Their dimension and engine ability can make them quick more than enough to capture the rapid-relocating hilsa and they are equipped with sonar gear to support them find the shoals. 

4 of these substantial vessels arrived in Chittagong from abroad final yr. 

Bangladeshi operators acquired the 4 super trawlers moored in the port and declare they have rights to use them to fish.

Graphic caption

Sea Perspective and Sea Wind have been noticed docked in Chittagong by the BBC

Two of the 4 vessels, Sea See and Sea Wind, originally of Thai origin, are topic to an Interpol notification for illegally fishing in Somalia. 

Global monitoring organisations OceanMind and the International Justice Mission (IJM) have been following the super trawlers considering the fact that 2018 and confirmed, utilizing satellite imagery, the existence of both vessels in Chittagong port.

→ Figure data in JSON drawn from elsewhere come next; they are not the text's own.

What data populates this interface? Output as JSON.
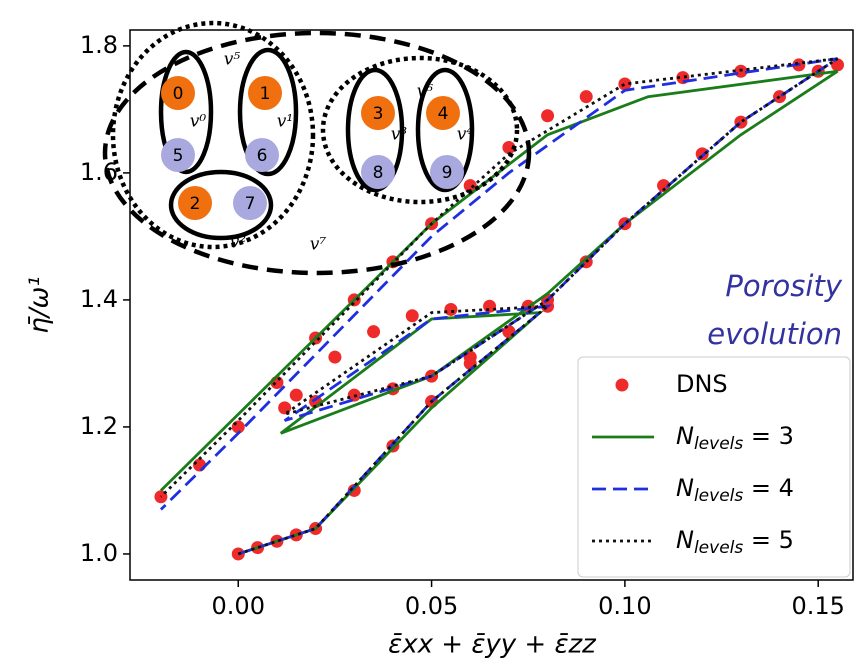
{
  "chart_data": {
    "type": "line",
    "xlabel": "ε̄xx + ε̄yy + ε̄zz",
    "ylabel": "η̄/ω¹",
    "annotation": [
      "Porosity",
      "evolution"
    ],
    "xlim": [
      -0.028,
      0.159
    ],
    "ylim": [
      0.959,
      1.825
    ],
    "xticks": [
      {
        "value": 0,
        "label": "0.00"
      },
      0.05,
      {
        "value": 0.1,
        "label": "0.10"
      },
      0.15
    ],
    "yticks": [
      {
        "value": 1,
        "label": "1.0"
      },
      1.2,
      1.4,
      1.6,
      1.8
    ],
    "legend": "lower right",
    "series": [
      {
        "name": "DNS",
        "color": "#ee2a2a",
        "style": "markers",
        "x": [
          0,
          0.005,
          0.01,
          0.015,
          0.02,
          0.03,
          0.04,
          0.05,
          0.06,
          0.07,
          0.08,
          0.075,
          0.065,
          0.055,
          0.045,
          0.035,
          0.025,
          0.015,
          0.012,
          0.02,
          0.03,
          0.04,
          0.05,
          0.06,
          0.07,
          0.08,
          0.09,
          0.1,
          0.11,
          0.12,
          0.13,
          0.14,
          0.15,
          0.155,
          0.145,
          0.13,
          0.115,
          0.1,
          0.09,
          0.08,
          0.07,
          0.06,
          0.05,
          0.04,
          0.03,
          0.02,
          0.01,
          0,
          -0.01,
          -0.02
        ],
        "values": [
          1.0,
          1.01,
          1.02,
          1.03,
          1.04,
          1.1,
          1.17,
          1.24,
          1.3,
          1.35,
          1.39,
          1.39,
          1.39,
          1.385,
          1.375,
          1.35,
          1.31,
          1.25,
          1.23,
          1.24,
          1.25,
          1.26,
          1.28,
          1.31,
          1.35,
          1.4,
          1.46,
          1.52,
          1.58,
          1.63,
          1.68,
          1.72,
          1.76,
          1.77,
          1.77,
          1.76,
          1.75,
          1.74,
          1.72,
          1.69,
          1.64,
          1.58,
          1.52,
          1.46,
          1.4,
          1.34,
          1.27,
          1.2,
          1.14,
          1.09
        ]
      },
      {
        "name": "Nlevels = 3",
        "color": "#1a7d1a",
        "style": "solid",
        "x": [
          0,
          0.02,
          0.05,
          0.078,
          0.05,
          0.011,
          0.05,
          0.08,
          0.1,
          0.13,
          0.155,
          0.106,
          0.08,
          0.05,
          0,
          -0.02
        ],
        "values": [
          1.0,
          1.04,
          1.23,
          1.38,
          1.37,
          1.19,
          1.28,
          1.41,
          1.52,
          1.66,
          1.76,
          1.72,
          1.66,
          1.52,
          1.22,
          1.1
        ]
      },
      {
        "name": "Nlevels = 4",
        "color": "#1f2fe0",
        "style": "dashed",
        "x": [
          0,
          0.02,
          0.05,
          0.08,
          0.05,
          0.012,
          0.05,
          0.08,
          0.1,
          0.13,
          0.155,
          0.1,
          0.07,
          0.05,
          0,
          -0.02
        ],
        "values": [
          1.0,
          1.04,
          1.24,
          1.39,
          1.37,
          1.21,
          1.28,
          1.4,
          1.52,
          1.68,
          1.78,
          1.73,
          1.6,
          1.5,
          1.19,
          1.07
        ]
      },
      {
        "name": "Nlevels = 5",
        "color": "#111111",
        "style": "dotted",
        "x": [
          0,
          0.02,
          0.05,
          0.08,
          0.05,
          0.012,
          0.05,
          0.08,
          0.1,
          0.13,
          0.155,
          0.1,
          0.07,
          0.05,
          0,
          -0.02
        ],
        "values": [
          1.0,
          1.04,
          1.24,
          1.39,
          1.38,
          1.22,
          1.28,
          1.4,
          1.52,
          1.68,
          1.78,
          1.74,
          1.63,
          1.52,
          1.21,
          1.09
        ]
      }
    ],
    "inset": {
      "nodes": [
        "0",
        "1",
        "2",
        "3",
        "4",
        "5",
        "6",
        "7",
        "8",
        "9"
      ],
      "groups": [
        "v⁰",
        "v¹",
        "v²",
        "v³",
        "v⁴",
        "v⁵",
        "v⁶",
        "v⁷"
      ]
    }
  }
}
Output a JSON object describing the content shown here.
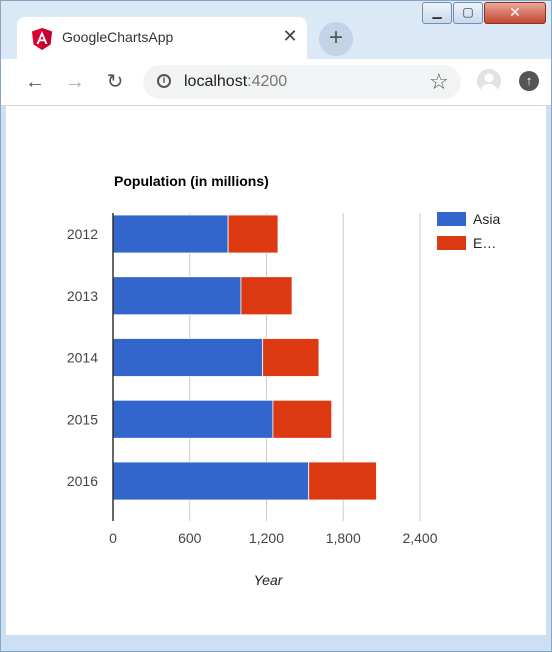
{
  "browser": {
    "tab_title": "GoogleChartsApp",
    "url_host": "localhost",
    "url_port": ":4200",
    "icons": {
      "favicon": "angular-icon",
      "close": "close-icon",
      "new_tab": "plus-icon",
      "back": "back-arrow-icon",
      "forward": "forward-arrow-icon",
      "reload": "reload-icon",
      "info": "info-icon",
      "bookmark": "star-icon",
      "profile": "profile-icon",
      "update": "update-icon"
    }
  },
  "chart_data": {
    "type": "bar",
    "orientation": "horizontal",
    "stacked": true,
    "title": "Population (in millions)",
    "xlabel": "Year",
    "ylabel": "",
    "categories": [
      "2012",
      "2013",
      "2014",
      "2015",
      "2016"
    ],
    "series": [
      {
        "name": "Asia",
        "values": [
          900,
          1000,
          1170,
          1250,
          1530
        ],
        "color": "#3366cc"
      },
      {
        "name": "E…",
        "values": [
          390,
          400,
          440,
          460,
          530
        ],
        "color": "#dc3912"
      }
    ],
    "xlim": [
      0,
      2400
    ],
    "xticks": [
      0,
      600,
      1200,
      1800,
      2400
    ],
    "xtick_labels": [
      "0",
      "600",
      "1,200",
      "1,800",
      "2,400"
    ],
    "grid": true,
    "legend_position": "right"
  }
}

Underneath global law Bangladesh must notify the governing administration of Somalia about the existence of Sea View and Sea Wind in its waters. 

When asked about the blacklisted vessels, Capt Giasuddin Ahmed said: “We are not conscious of the presence of Sea View and Sea Wind vessels.

“They first entered Bangladesh with the justification of maintenance function, but they ended up later on expelled.”

Image copyright
Satellite graphic ©2020 Maxar Systems

Picture caption

Sea View and Sea Wind, witnessed in this article circled in crimson, were being traced working with satellite imagery

The BBC approached the Bangladeshi governing administration for remark and was informed the fisheries office was shut since of the coronavirus outbreak and the minister was unable to react.

But Mr Chowdhury is concerned about the impact the super trawlers could have on fish stocks and the long term of fisheries administration in Bangladesh. 

“These super trawlers are a danger to marine resources,” he claims. 

“If such illegal vessels can enter Bangladeshi waters and get registered without having any obstructions, then it could be suggested that Bangladesh has develop into a protected haven for blacklisted vessels.”